No one knows what’s going to happen. Maybe everyone will be back. If not, though, New York will need a new model. It’s possible that Manhattan may break up into smaller clusters, where more highly paid workers at tech companies, investment banks, law firms and hedge funds live within walking or biking distance to work, leaving less crowded transit to middle-income and service workers.

That’s fine, but means a rough transition. Manhattan as a dense office hub doesn’t work without armies of longer-distance commuters. Sure, you can convert office space into residential space over time, but the key is “over time.” It’s expensive, and it won’t happen in a plummeting real-estate market.

Any big change is a shock to the city’s tax system well beyond a few months. For its annual $66 billion in tax revenues, New York depends on high, and high-volume, property, ­income and sales taxes, all now imperiled. It could see double-digit adjustments, beyond what any one-year federal rescue can cushion.

It’s a shock to the region’s tax system. The only reason Long Island villages can afford sky-high spending on schools and police is that some taxpayers bring home six and seven figures from Manhattan, and because residential property is worth a lot.
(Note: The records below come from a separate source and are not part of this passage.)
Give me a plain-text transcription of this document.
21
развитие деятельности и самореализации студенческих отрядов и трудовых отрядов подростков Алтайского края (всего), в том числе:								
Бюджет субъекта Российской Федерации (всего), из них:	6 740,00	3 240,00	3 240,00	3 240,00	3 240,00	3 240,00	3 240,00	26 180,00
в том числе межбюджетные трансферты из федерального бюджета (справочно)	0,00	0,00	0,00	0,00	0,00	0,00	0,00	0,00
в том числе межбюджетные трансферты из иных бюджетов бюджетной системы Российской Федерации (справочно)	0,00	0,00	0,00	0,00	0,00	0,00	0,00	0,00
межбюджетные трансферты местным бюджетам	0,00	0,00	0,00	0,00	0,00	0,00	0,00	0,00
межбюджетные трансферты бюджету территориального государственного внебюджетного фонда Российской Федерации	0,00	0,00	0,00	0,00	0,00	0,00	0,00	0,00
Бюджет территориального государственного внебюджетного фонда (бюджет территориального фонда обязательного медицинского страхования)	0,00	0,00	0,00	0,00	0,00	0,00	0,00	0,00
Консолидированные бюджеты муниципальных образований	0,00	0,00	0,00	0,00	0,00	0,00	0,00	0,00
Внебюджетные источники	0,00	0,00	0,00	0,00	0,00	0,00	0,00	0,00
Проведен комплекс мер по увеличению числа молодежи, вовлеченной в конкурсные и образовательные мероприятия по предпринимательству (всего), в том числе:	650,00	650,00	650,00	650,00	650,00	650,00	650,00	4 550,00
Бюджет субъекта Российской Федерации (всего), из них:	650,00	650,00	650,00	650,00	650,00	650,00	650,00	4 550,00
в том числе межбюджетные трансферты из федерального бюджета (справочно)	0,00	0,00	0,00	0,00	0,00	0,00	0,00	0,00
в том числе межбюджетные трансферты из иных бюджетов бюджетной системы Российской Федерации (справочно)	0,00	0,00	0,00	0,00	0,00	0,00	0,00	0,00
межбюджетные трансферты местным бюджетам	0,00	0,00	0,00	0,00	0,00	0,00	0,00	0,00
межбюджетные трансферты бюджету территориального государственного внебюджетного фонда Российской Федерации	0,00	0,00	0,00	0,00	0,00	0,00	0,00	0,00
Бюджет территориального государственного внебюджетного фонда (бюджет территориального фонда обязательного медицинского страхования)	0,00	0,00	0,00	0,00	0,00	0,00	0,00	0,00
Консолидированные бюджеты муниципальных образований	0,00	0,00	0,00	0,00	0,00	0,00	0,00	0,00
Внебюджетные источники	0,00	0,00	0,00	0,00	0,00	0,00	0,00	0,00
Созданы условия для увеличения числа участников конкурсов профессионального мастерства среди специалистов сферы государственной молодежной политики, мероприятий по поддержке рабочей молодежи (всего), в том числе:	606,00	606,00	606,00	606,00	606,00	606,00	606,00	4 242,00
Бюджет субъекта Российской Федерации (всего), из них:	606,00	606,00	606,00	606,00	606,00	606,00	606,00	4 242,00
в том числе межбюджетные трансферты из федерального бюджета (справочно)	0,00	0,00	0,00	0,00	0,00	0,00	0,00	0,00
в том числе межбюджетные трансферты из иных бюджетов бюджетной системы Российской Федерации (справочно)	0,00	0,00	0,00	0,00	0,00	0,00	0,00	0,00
It’s worth a lot less if it’s less valuable to be close to Manhattan.

Facing an unknowable future, New York needs to be flexible now: Temporarily furlough non-frontline workers so it can afford to bring back some later. Sponsor aggressive testing on how safely people can stand next to each other, masked, for now, on transit. Let restaurants start deploying open-air dining to give people a reason to stay this summer. 

The private economy is moving fast. But the city is still frozen.